The introduction of Keurig 2.0 this year has been part of Keurig’s response to the growth in third parties tapping into its distribution system and strengthening its distribution funnel ahead of the competition. Through well targeted marketing, including product placements in television shows and films at the box office, brand recognition grew for Keurig. However, the ability of other firms to rely on even greater brand loyalty, firms such as Starbucks, Keurig needed to protect its dominance in the home kitchen.
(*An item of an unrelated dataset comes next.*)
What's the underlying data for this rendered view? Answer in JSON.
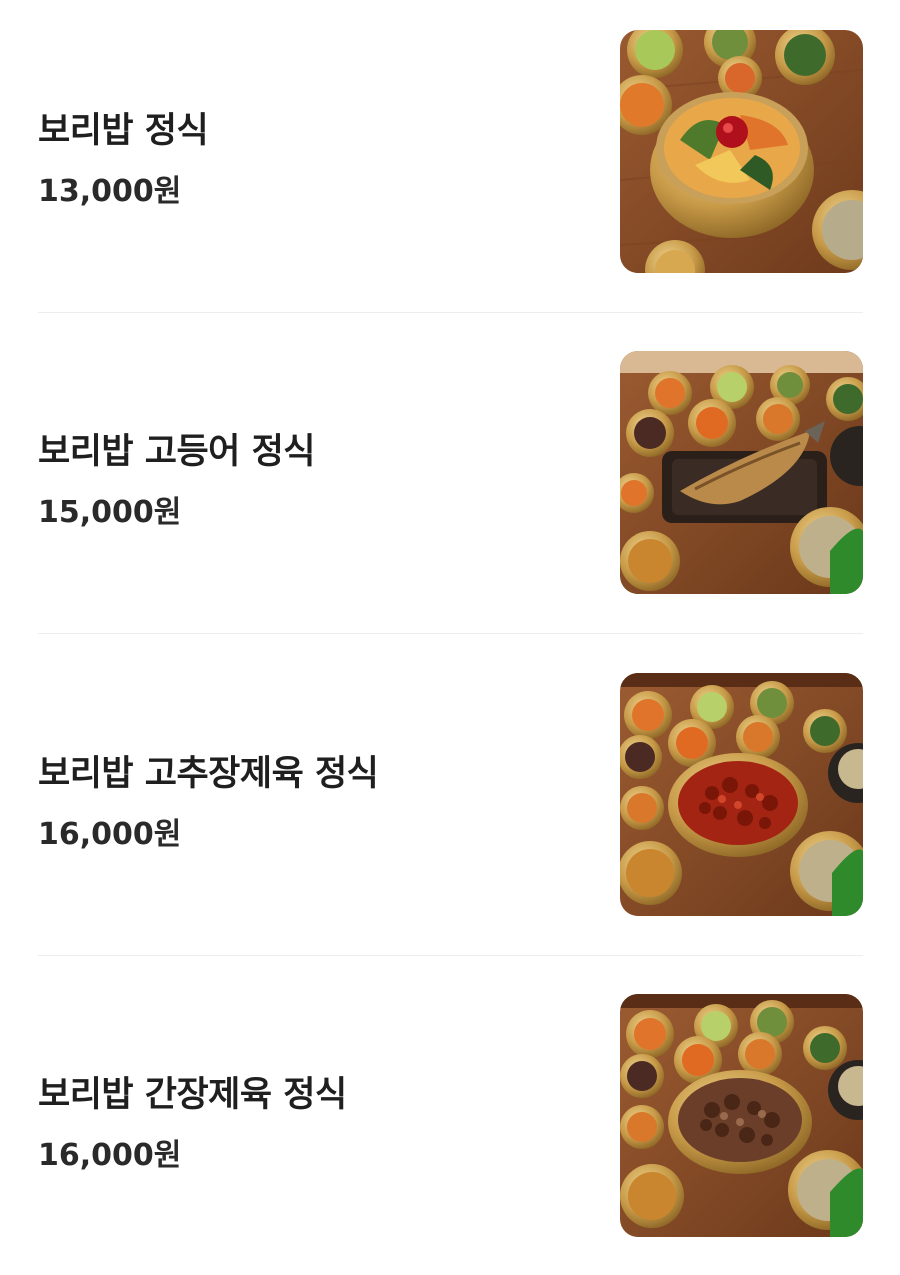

In essence Keurig 2.0 is the company’s move into digital rights management (DRM) through the use of radio frequency identification (RFID) technology. And this is the biggest change current Keurig users will find; their current stock of K-Cups won’t work if they go out and buy a new brewer. The Keurig 2.0 brewers will only work with the new K Cups that are bring produced for these machines. The clever technology in the 2.0 machines uses an infra-red light to read the coding imbedded in the new K Cups. If it doesn’t find what it is looking for if comes back with an “Oops!” message on the LCD.
What Keurig is of course hoping is this leap forward will help it to claw back the sole use of the pods it produces for use in its machines, rather than the losses it has been feeling with third parties producing pods that can be used in Keurig brewers. Even though the company has seen growing sales and profitability it has felt the financial pain of its customers moving away from its own pods and to those of its competitors.
And of course for Keurig this is where the margins are in this business. Like many successful companies around the world you need to have control over the funnel to the sale of your product to ensure you are the source of the products or services being purchased. Like Apple has done with its iTunes and App store funnels, perhaps we will see Keurig in the future allowing other producers access to its technology through licensing and so ensuring that single cup coffee market growth continues for Keurig’s continued financial success; and of course for the customer having the great choice in pods it can use in its Keurig brewers.